Funérailles de M. Berryer

Le 7 décembre 1868

Frédéric-Alfred de FALLOUX

INSTITUT IMPÉRIAL DE FRANCE.

ACADÉMIE FRANÇAISE.

DISCOURS

DE M. LE COMTE DE FALLOUX

PRONONCÉ AUX FUNÉRAILLES

DE M. BERRYER

Le lundi 7 décembre 1868.

 

MESSIEURS,

Les hommes qui ont fidèlement suivi M. Berryer dans les Chambres de 1830 et dans les Assemblées de 1848, ceux qui ont appris de lui à comprendre et à défendre les grands intérêts de notre cher pays, doivent apporter aussi dans ce jour de deuil national le tribut de leur inexprimable, de leur inconsolable reconnaissance.
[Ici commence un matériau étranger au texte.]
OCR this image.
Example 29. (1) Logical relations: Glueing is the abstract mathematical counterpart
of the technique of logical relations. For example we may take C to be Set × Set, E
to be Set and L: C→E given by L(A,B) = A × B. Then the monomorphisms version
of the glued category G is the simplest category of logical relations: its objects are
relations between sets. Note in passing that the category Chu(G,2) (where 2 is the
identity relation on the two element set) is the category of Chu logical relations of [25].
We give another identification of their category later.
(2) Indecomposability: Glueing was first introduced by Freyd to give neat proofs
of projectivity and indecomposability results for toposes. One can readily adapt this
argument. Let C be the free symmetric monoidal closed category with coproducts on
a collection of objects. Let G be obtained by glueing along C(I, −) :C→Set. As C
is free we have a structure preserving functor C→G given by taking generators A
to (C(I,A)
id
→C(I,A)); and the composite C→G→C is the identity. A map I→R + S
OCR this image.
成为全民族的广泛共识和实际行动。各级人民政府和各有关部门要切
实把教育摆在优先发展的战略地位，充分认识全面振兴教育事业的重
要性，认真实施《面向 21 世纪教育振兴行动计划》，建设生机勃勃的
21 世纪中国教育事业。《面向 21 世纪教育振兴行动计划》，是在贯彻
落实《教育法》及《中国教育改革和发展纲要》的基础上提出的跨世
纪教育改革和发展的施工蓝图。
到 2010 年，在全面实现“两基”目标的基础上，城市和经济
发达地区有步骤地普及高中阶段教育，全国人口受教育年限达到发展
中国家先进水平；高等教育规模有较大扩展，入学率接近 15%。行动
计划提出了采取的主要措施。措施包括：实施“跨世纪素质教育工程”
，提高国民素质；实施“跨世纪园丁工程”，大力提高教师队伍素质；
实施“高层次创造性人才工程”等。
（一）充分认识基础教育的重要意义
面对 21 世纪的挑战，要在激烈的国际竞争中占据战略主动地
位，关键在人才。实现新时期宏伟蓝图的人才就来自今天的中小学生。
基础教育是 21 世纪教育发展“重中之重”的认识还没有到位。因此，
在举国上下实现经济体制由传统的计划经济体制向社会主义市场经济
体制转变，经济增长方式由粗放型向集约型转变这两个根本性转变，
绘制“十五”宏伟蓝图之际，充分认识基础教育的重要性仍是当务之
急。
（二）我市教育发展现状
Élevé sous la gloire, Berryer lui voua d’abord, il l’a raconté lui-même, les premières ardeurs de sa jeunesse ; mais bientôt, derrière la gloire, il aperçut le despotisme, il reconnut ses vices, il prévit ses ruines et il se détacha de lui avant la fortune. En face désormais de la vieille royauté rajeunie par des libertés nouvelles, en face de l’ancienne société s’initiant d’elle-même aux progrès modernes, Berryer ne sépara plus ces deux cultes. Sa valeur se révéla dès son premier combat ; il fut le Cid de la tribune : au moment où il terrassait ses adversaires, il désarmait leur ressentiment et il triomphait même de la jalousie. Premier ministre de la parole au département de l’opinion publique, il fut homme d’État dans la plus noble acception de ce mot, sans avoir jamais rempli une fonction ; il fut l’une des plus hautes dignités morales de son siècle, sans avoir jamais porté ni un titre, ni un insigne. Cet ascendant incontesté ne fut jamais consacré à une pensée égoïste ou exclusive. On se souvient en quels termes magnifiques il parla un jour des pacifications d’Henri IV. Ce qu’il poursuivit à son tour, dans un infatigable labeur, sans un seul jour de faiblesse, sans une heure de lassitude ou de découragement, à travers tous les sacrifices et toutes les épreuves, ce fut la pacification des partis, des intelligences et des cœurs parmi ses contemporains, la pacification sincère et loyale, sans l’immolation d’une seule espérance ou d’un seul intérêt populaire. Cette renommée, qui n’avait point eu de modèle et qui n’aura peut-être point d’égale, fut due sans doute à des dons incomparables ; mais elle fut due aussi à ce que ce vaillant, ce fidèle, ce puissant, ce patriote, était au même degré généreux et bon. Il n’a point eu d’ennemi, parce que lui-même ne connut jamais l’inimitié ; il a été universellement, exceptionnellement aimé, parce que personne n’aima jamais d’un amour plus pur, plus désintéressé, plus intime, la vérité, le droit, la liberté, la patrie.

Du ciel où Louis XVI et Malesherbes lui tendaient les bras, du sein de la récompense et de la lumière éternelles, Dieu veuille permettre que Berryer laisse encore tomber sur nous ses inspirations, qu’après nous avoir enseigné à mourir comme à combattre, il continue à nous guider, que les mains qui se sont serrées sur sa tombe demeurent unies, que cette union survive à nos larmes, et que quiconque voudra rendre à Berryer un hommage et un respect dignes de lui redouble de dévouement pour la France, pour sa grandeur, sa sécurité et sa liberté.